Stigmatisierungen blieben
In den letzten 33 Jahren kämpfte Herbert F. nicht nur körperlich gegen seine Infektion an. Immer wieder wurde und wird er mit Stigmatisierungen konfrontiert. Vor zwei Jahren zum Beispiel geschah dies in einer Würzburger Klinik. Er wartete, bereits narkotisiert, auf die OP: „Dann kam eine Krankenschwester und sagte mir, dass ich wegen der ,Sache' im Moment nicht drangenommen werden könne.“ Er wurde heimgeschickt und sollte später wiederkommen, wenn alle anderen operiert wären. Herbert F. konnte nicht fassen, dass ihm das im Jahr 2015 passierte: „Warum sind Ärzte immer noch nicht besser aufgeklärt?“
Schon ein halbes Leben lang infiziert
Dass er HIV hat, mit dieser Information geht Jens T. (Name geändert), ein anderer Klient der Aids-Beratungsstelle, extrem sparsam um. Der 52-Jährige ist selbstständig. Wüssten seine Kunden, dass er HIV-Medikamente nimmt, würde ihm das beruflich schaden, ist er überzeugt. Mit der Diagnose lebt Jens T. bereits weit mehr als die Hälfte seines Lebens: „Ich wurde 1982 durch eine Bluttransfusion infiziert.“
Zum Welt-Aids-Tag wünschen sich Herbert F. und Jens T., dass die Aufklärung in Sachen HIV und Aids nicht nachlässt. Denn noch immer erleben Betroffene Demütigungen und Abwehr, so Jens T.: „Ich flog schon aus mehreren Zahnarztpraxen heraus.“ Bedenklich findet er es außerdem, dass es nach wie vor zu Neuinfektionen kommt.
Jährlich 30 Infizierte mehr
Michael Koch, Leiter der Aids-Beratungsstelle, bestätigt, dass sich jährlich um die 30 Menschen in Unterfranken neu infizieren: „16 Neuinfizierte kamen in diesem Jahr bisher zu uns.“ Insgesamt rund 250 Betroffene haben zu der Einrichtung gegenüber des Hauptbahnhofs Kontakt. Sie lassen sich beraten, begegnen über die Caritas-Einrichtung gleichfalls Betroffenen und halten sich über neueste HIV-Forschungsergebnisse auf dem Laufenden.
Eine Frau schämt sich
„Die Beratungsstelle ist heute noch genauso notwendig wie 1987“, betont Jens T. Nach wie vor, bestätigt Michael Koch, würden Menschen durch die Diagnose in eine tiefe Krise gestürzt. Aktuell begleitet der Psychologe zum Beispiel eine Klientin, die nicht damit fertig wird, dass sie sich durch einen einzigen leichtsinnigen Moment angesteckt hat: „Sie schämt sich entsetzlich.“
Tagelang verließ die Frau nicht mehr ihre Wohnung, weil sie sich vorstellte, jeder würde ihr ihre HIV-Erkrankung ansehen. Mehrmals schon traf sich Koch mit ihr, um sie zu beruhigen.
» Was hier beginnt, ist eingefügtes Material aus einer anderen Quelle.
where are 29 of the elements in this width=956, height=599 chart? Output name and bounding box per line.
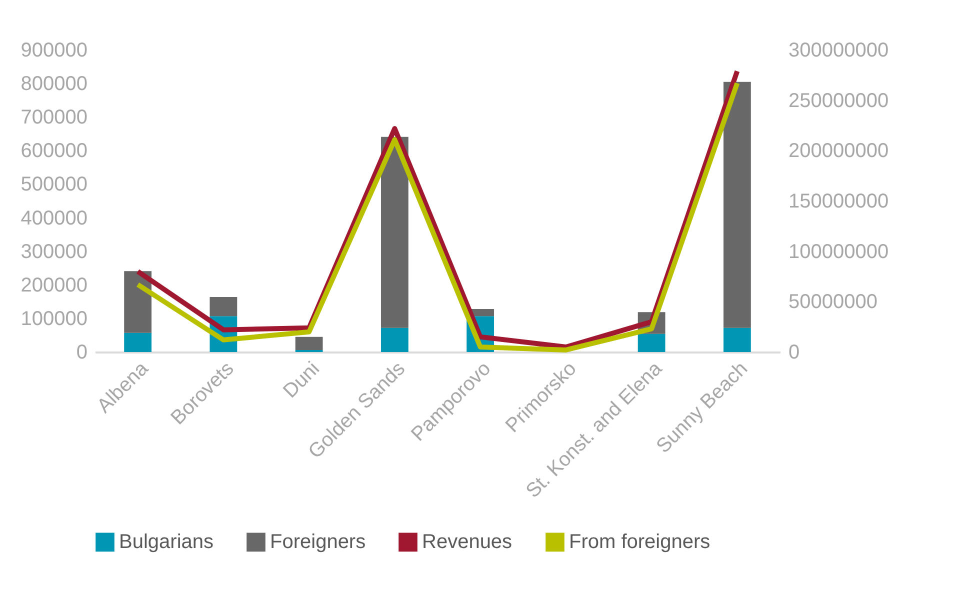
y2-tick-label: 250000000 xyxy=(788,90,889,112)
legend-label: Foreigners xyxy=(270,531,366,554)
bar xyxy=(295,336,323,350)
y-tick-label: 100000 xyxy=(20,308,88,330)
y-tick-label: 600000 xyxy=(20,140,88,162)
y-tick-label: 900000 xyxy=(20,40,88,62)
bar xyxy=(723,82,751,328)
y-tick-label: 800000 xyxy=(20,73,88,96)
y2-tick-label: 200000000 xyxy=(788,140,889,162)
bar xyxy=(124,332,152,352)
legend-label: From foreigners xyxy=(569,531,710,554)
y-tick-label: 200000 xyxy=(20,274,88,296)
y2-tick-label: 0 xyxy=(788,342,800,364)
y2-tick-label: 150000000 xyxy=(788,190,889,212)
y-tick-label: 400000 xyxy=(20,207,88,230)
bar xyxy=(638,334,666,352)
bar xyxy=(124,271,152,333)
y-tick-label: 500000 xyxy=(20,174,88,196)
legend-label: Bulgarians xyxy=(119,531,214,554)
y2-tick-label: 100000000 xyxy=(788,240,889,263)
bar xyxy=(723,328,751,352)
y-tick-label: 700000 xyxy=(20,106,88,129)
y-tick-label: 300000 xyxy=(20,240,88,263)
y2-tick-label: 300000000 xyxy=(788,40,889,62)
legend-label: Revenues xyxy=(422,531,512,554)
bar xyxy=(210,296,238,316)
y-tick-label: 0 xyxy=(76,342,88,364)
y2-tick-label: 50000000 xyxy=(788,291,878,314)
bar xyxy=(380,328,408,352)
Ganz allmählich wächst in der Klientin das Vertrauen, dass ein Leben mit HIV auch für sie möglich sein könnte.
Veranstaltungen zum Welt-Aids-Tag
Unter der Überschrift „Ist Aids Geschichte?“ geben Experten und Betroffene am 29. November um 20 Uhr in der Katholischen Hochschulgemeinde einen Einblick in die ersten Jahre von HIV und Aids in Unterfranken. Sie stellen dar, wie die Situation heute ist, und was geschehen muss, um HIV global zu besiegen. Veranstalter ist der Würzburger „Ethik-AK“ in Kooperation mit dem Aktionsbündnis „Würzburg zeigt Schleife“.
Am 1. Dezember wird um 18 Uhr in der Franziskanerkirche ein ökumenischer Gottesdienst unter der Überschrift „Perspektivwechsel“ gefeiert. Dabei wird der Blick ebenfalls auf mehr als 30 Jahre HIV gerichtet. Gleichzeitig wird an alle Menschen aus der Region erinnert, die in den vergangenen Jahren an Aids verstorben sind. Im Anschluss findet ein Empfang im Caritashaus (Franziskanergasse 3) statt.